As we approached the Felons’ Club, stronghold of Provisional Sinn Féin, the band began to play “Take It Down from the Mast”, a Republican song from the 1930s castigating Republicans who had abandoned the path of fighting for independence. Originally the lyrics had been aimed at the Irish Free State government, then at the Fianna Fáil party; since then they have been thrown in turn at Official Sinn Féin, the Workers’ Party and now, at Provisional Sinn Féin. After Fianna Fáil, each party had sung the lyrics at those considered traitors before them, only for each to become, in turn, the target themselves.
“Take it down from the mast, Irish traitors,
It’s the flag we Republicans claim;
It can never belong to Free Staters,
For you’ve brought on it nothing but shame.”

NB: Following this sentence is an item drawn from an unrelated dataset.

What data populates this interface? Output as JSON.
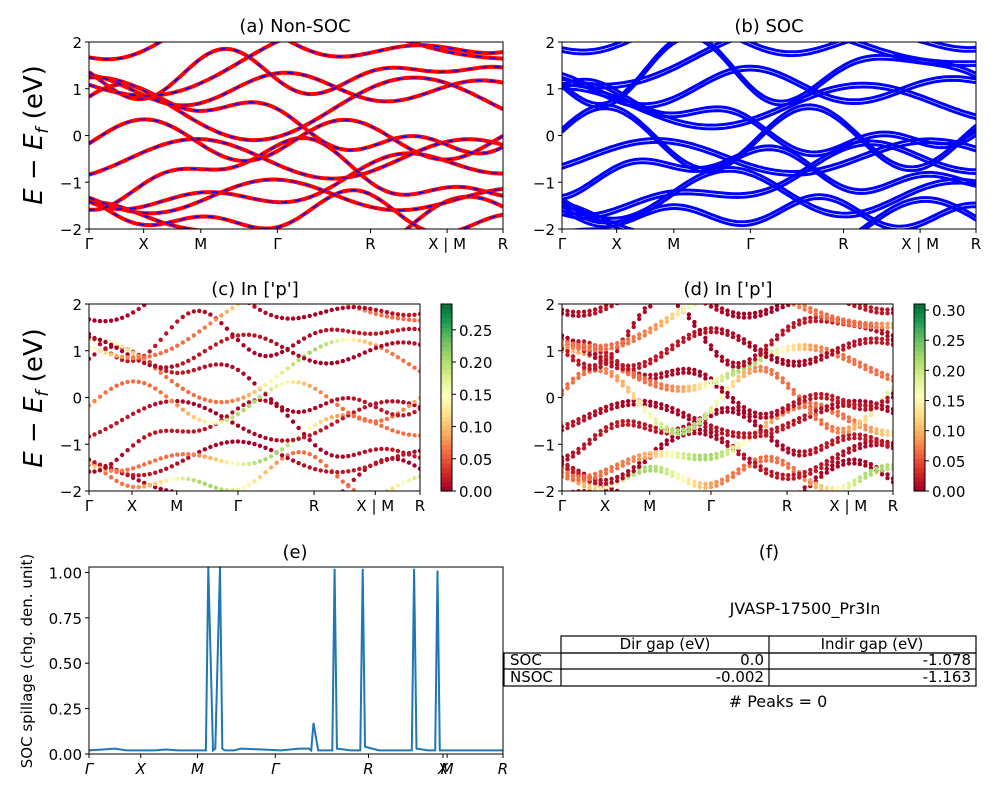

As we passed the Felons’ Club, a number of their patrons leaned on the rail watching us go past. I wondered what they thought and felt. Before 1998, presumably it would have been them participating in the march – perhaps even having organised it. What did they think of a march for civil and human rights in their heartland of which they were not a part? Of 5,000 demonstrators marching in driving wind and rain on an issue around which PSF no longer organises? An issue, in fact, which they find threatening, now that they are part of the colonial administration … This is perhaps the reason for their dismissal of those independent Republicans and groups they call “dissidents” and “micro-groups” who, they say, “have no programme”. No doubt they are aware that it is a long time since Provisional Sinn Féin were able to mobilise 5,000 people to march on any issue.
The march came to an end at the Andersonstown shopping centre, the participants to be congratulated by Dee Fennel; we stood to one side, applauding the soaked marching bands as each one passed us. A couple of speakers were announced but, too cold and wet, some of us decamped to our coach, which had been summoned to meet us nearby. There we found that our thermos flasks of coffee and tea had fallen inside the coach and that the linings had smashed – so no hot drink for us.
When all our Dublin party were at last aboard and some had changed into dry clothes, we headed back up the Falls Road in search of food. Some of us were annoyed to find the Cultúrlann, in the restaurant of which we had looked forward to a cooked meal, closed and had to be content with a Chinese take-away for some hot food at last. Then back to Dublin; in our own city, our publicity and organising work as an anti-internment committee awaited us, as well as whatever other political work we might undertake as individuals or as members of other groups.
Links to videos and photos:
Video of many of the participants: https://www.youtube.com/watch?v=4V8ZbUPbY5Q#t=782
Short video as Dublin Committee approaches and passes Loyalist demonstration (available only on Facebook): https://www.facebook.com/photo.php?v=682736298478617&set=vb.100002267588752&type=3
IRPWA is the Irish Republican Prisoner Welfare Association and is linked to the 32-County Sovereignty Movement and campaigns for political prisoners.
Cabhair is an Irish Republican prisoner welfare and campaigning organisation linked to Republican Sinn Féin.
Cógus is also an Irish Republican prisoner campaigning and welfare organisation and linked to the Republican Network for Unity.
The Anti-Internment League and the Anti-Internment Committee of Ireland are campaigning groups independent of any political party or organisation.